しみじみとした余韻のある(しかも前向きな)作品だった。
偶然手にした本に日頃自分が思っていることがそっくり書かれていたら、いったいどんな人が書いたのか知りたくなる。ライムント・グレゴリウス(ジェレミー・アイアンズ)は、著作者アマデウ・デ・プラド(ジャック・ヒューストン)に会いに行く。故人とわかってからは、いろんな人に聴いて回るんだけど、それが凄い豪華キャスト。妹(シャーロット・ランプリング)、親友(アウグスト・ディール/ブルーノ・ガンツ)、レジスタンス仲間(トム・コートネイ)、恋人(メラニー・ロラン/レナ・オリン)。
アマデウの半生が解き明かされるというミステリー映画なんだけど、その過程で三角関係の恋愛映画になったり、レジスタンスのサスペンス映画になったり(ふむふむ、歴史~みたいなところもあり)1本で3本分くらいの面白さがある。しかもリスボンの路面電車は高知を走っているあの電車だから、電車と絵になる町並みを見ているだけでも面白い。それに、しがない中年男ライムントのくすんだ人生が、アマデウの人生を辿ることで輝いてくるので青春映画の変化球でもあると思う。
残念なのは、右脳人間のお茶屋はアマデウの著した本を読まれても(日本語の字幕でも)ちんぷんかんぷんだったことだ。だから、本作の半分も理解できてないだろうな~。そんな私にアマデウの本の一節を
<若い時は皆、不死であるかのように生きる/死の自覚は紙のリボンのように我々の周りを付かず離れず踊るだけだ/それが変わるのは人生のどの時点でだろう?/そのリボンが我々の首を締め始めるのはいつだろう?>
と書いてくれてある次のページは、とても勉強になった!
リスボンに誘われて|観ているうちが花なのよやめたらそれまでよ
監督:ビレ・アウグスト
(2014/11/24 あたご劇場)
はじめまして!私の拙いブログのリンクを貼ってくださってありがとうございます!!私もアマデウの著書はちんぷんかんぷんでした(苦笑)。が、「青春映画の変化球」に大きく納得です。『紙の月』評も楽しく読ませていただきました!また時々拝見しに来ます!
観るの早いですね。
シネマ・サンライズで3月に上映しようと思っていたら、あたごがやるというので、目が点になってしまいました。劇場スタッフに、こんな文芸大作風の映画を選ぶ人っていたっけ?

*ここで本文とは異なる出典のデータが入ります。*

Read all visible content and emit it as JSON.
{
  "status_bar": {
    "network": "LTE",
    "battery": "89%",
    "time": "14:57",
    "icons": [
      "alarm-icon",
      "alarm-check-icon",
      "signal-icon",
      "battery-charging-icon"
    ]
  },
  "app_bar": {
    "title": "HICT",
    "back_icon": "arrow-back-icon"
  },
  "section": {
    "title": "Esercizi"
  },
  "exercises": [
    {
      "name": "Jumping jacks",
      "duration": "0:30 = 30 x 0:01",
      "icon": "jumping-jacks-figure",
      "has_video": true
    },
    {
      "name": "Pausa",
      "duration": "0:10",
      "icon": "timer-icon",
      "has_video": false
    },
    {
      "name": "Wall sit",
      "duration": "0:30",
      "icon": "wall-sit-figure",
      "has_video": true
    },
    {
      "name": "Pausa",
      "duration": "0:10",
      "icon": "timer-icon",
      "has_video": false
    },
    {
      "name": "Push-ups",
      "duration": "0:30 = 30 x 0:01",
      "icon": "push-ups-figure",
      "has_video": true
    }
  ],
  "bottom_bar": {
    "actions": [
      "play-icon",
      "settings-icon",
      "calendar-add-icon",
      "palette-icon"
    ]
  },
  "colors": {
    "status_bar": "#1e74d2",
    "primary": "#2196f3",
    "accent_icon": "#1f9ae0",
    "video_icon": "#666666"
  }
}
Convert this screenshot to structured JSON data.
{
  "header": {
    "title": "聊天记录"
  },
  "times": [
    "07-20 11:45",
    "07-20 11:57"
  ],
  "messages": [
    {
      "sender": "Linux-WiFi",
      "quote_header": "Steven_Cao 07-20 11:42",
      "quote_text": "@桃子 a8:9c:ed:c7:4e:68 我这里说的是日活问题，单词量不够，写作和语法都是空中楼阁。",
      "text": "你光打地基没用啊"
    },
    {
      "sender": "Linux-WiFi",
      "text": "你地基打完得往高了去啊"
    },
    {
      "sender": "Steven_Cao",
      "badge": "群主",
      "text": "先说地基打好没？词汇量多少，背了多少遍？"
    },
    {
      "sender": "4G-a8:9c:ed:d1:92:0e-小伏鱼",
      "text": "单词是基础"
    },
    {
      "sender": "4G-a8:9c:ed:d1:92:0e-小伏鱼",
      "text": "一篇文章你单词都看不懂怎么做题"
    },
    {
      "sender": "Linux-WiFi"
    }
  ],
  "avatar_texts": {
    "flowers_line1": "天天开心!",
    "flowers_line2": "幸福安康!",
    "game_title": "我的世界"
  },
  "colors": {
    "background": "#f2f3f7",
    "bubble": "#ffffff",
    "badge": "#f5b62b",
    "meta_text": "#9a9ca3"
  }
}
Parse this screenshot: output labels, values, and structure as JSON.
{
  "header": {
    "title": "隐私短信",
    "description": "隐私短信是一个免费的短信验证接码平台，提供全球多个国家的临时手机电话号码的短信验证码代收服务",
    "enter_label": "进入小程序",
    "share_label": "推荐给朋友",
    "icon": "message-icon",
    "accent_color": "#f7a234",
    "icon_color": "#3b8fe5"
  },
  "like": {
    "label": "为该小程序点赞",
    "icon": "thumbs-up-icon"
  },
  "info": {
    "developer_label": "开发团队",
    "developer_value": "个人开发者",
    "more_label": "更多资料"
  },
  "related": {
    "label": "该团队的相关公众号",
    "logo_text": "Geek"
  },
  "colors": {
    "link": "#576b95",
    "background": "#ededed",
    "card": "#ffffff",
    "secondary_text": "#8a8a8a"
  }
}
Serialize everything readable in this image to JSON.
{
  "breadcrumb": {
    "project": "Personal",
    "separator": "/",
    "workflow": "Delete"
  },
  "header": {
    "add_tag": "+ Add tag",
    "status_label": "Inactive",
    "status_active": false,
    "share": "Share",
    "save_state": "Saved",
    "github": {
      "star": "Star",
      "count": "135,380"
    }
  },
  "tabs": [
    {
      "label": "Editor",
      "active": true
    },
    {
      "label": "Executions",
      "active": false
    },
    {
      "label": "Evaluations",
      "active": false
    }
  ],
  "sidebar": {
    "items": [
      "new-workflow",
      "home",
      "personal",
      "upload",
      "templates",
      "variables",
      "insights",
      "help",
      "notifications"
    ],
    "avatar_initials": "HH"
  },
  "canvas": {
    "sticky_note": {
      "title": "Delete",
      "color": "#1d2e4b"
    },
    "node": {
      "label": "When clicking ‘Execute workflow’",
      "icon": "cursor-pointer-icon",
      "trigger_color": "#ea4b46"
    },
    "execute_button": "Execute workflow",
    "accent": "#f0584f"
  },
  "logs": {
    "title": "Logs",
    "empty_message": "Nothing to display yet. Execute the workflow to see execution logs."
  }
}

今、あたごがやるとしたら、高倉健さんと菅原文太の追悼上映ですね。どちらも館主さんは好きな作品があるはずだし、二人にはあたごも随分世話になっているはず。2本立て興行もいいなあ。
くつしたさん、ようこそいらっしゃいませ。お返事が遅くなってゴメンナサイね。くつしたさんのおかげで、なるほどふむふむと勉強になりました。(でも私の頭はところてん式で新しい情報が入ると押し出されてしまふ(^_^;。)今後ともどうぞよろしくお願いします。
ガビーさん、お返事が遅くなってゴメンナサイ。
>目が点になってしまいました。
ははは!
でも私としては、3月にはシネマ・サンライズでまた別の文芸大作風のが見られるのではと期待していますよ。
といっても、ここ数ヶ月は上映会に行けてないですね。残念。
健さんと文太さんの追悼上映、ぜひやってほしいですね。
昨日、あたご劇場に行ったとき、たずねたらよかったなー。